Trump Put to Lower Dollar

Has President Trump introduced a Trump Put by lashing out about rising interest rates and calling for a weaker dollar? The market reacted swiftly - and rationally - albeit not the way Trump had intended. Let me explain.

Trump suggests the U.S. is put at a “disadvantage” given that the European Central Bank and Bank of Japan continue their more expansionary monetary policies. Markets reacted by selling off the dollar versus major currencies. If that were all, you might shrug this off as disruptor-in-chief rattling the currency markets a bit. Maybe there isn’t much more to it. After all, speculators had been bidding up the greenback of late and, possibly, this was as good a catalyst as any to take some profits.1 But that’s not the end of it. First, Mr. Trump appears to favor a weaker dollar and may well provide more verbal intervention should the dollar resume its climb. In that sense, Mr. Trump has introduced Trump put. But why is it that a comment by the President moves currency markets? Partially, this may be because he has shown a willingness to use executive power to interfere with trade.

However, Trump went beyond suggesting the dollar should weaken. In this interview with CNBC that aired last Friday, President Trump said, “I don’t like all of this work that we’re putting into the economy and then I see rates going up.” He qualified his statement saying, “but at the same time I’m letting them do what they feel is best.”

Yet, as Mr. Trump called for lower borrowing costs for the U.S. in an era of rising deficits, borrowing costs actually rose. In our assessment, this is no co-incidence. Here’s why:

  • The cheapest form of monetary policy is verbal. If a central banker tells us “rates will be low for an extended period of time,” the bond market will reflect this, assuming that comment is credible.
  • If verbal guidance (think “forward guidance”) is insufficient, the central bank needs to raise or lower rates.
  • In times of crises, lowering rates may be insufficient, and the central bank may need to intervene more heavily in the markets, such as through large-scale purchases of bonds (so-called quantitative easing).
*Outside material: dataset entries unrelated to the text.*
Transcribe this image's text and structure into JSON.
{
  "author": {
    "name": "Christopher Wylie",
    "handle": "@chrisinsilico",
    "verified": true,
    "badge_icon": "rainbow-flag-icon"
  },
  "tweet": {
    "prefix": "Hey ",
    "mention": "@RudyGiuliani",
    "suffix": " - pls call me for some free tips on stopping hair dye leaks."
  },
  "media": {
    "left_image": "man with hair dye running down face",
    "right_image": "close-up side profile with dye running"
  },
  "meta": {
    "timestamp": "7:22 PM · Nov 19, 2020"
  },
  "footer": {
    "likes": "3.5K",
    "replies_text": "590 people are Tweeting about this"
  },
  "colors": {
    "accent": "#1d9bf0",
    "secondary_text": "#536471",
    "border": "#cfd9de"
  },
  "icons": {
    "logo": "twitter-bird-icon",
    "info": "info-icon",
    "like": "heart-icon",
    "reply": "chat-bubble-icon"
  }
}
As former Treasury Secretary Hank Paulson once said, if you have a bazooka, you may not need to use it. That is, to prove my point: words are “cheaper” than action.

Here’s the rub: when politicians start chiming in on monetary policy - especially if it is someone influential who implies policy makers at the Fed could be fired (Trump is “letting them”) - it torpedoes monetary policy, diluting the message of the Fed. As a direct consequence, it is more expensive for the Fed to pursue whatever plan it has. In my view, that is why bonds sold off, yields rose: debt that needs to be refinanced will need to be financed at a higher rate.

To be clear:

  • Technically, Trump could fire Powell “for cause”, but I consider the odds remote.
  • I don’t consider Fed Chair Powell a pushover.

Market professionals talk about an ‘increased risk premium’ being priced into the yield curve. Differently said, the dollar just got ‘riskier’, explaining why yields rose, even as the dollar fell.

But if Powell is no pushover, does it matter what Trump says in an interview? Isn’t the Fed independent? In my humble opinion, currencies - and monetary policy - are a credibility game. Monetary policy is effective because there’s the general belief the Fed will do the right thing. Anything that reduces this effectiveness is not desirable. Note that the Fed shares responsibility for Trump’s comment. How come? Not because the Fed has raised rates several times and is expected to raise rates further, but because the Fed’s actions since the financial crisis have invited political interference as the Fed has stepped onto fiscal turf: The Fed’s buying of Mortgage-Backed Securities (MBS) is fiscal policy as it allocates money to a specific sector of the economy. The Fed’s paying of interest on excess reserves (IOER) is also a political hot potato, as the Fed is literally paying billions to banks in an effort to discourage banks from lending. Not surprisingly, political attacks on the Fed have increased.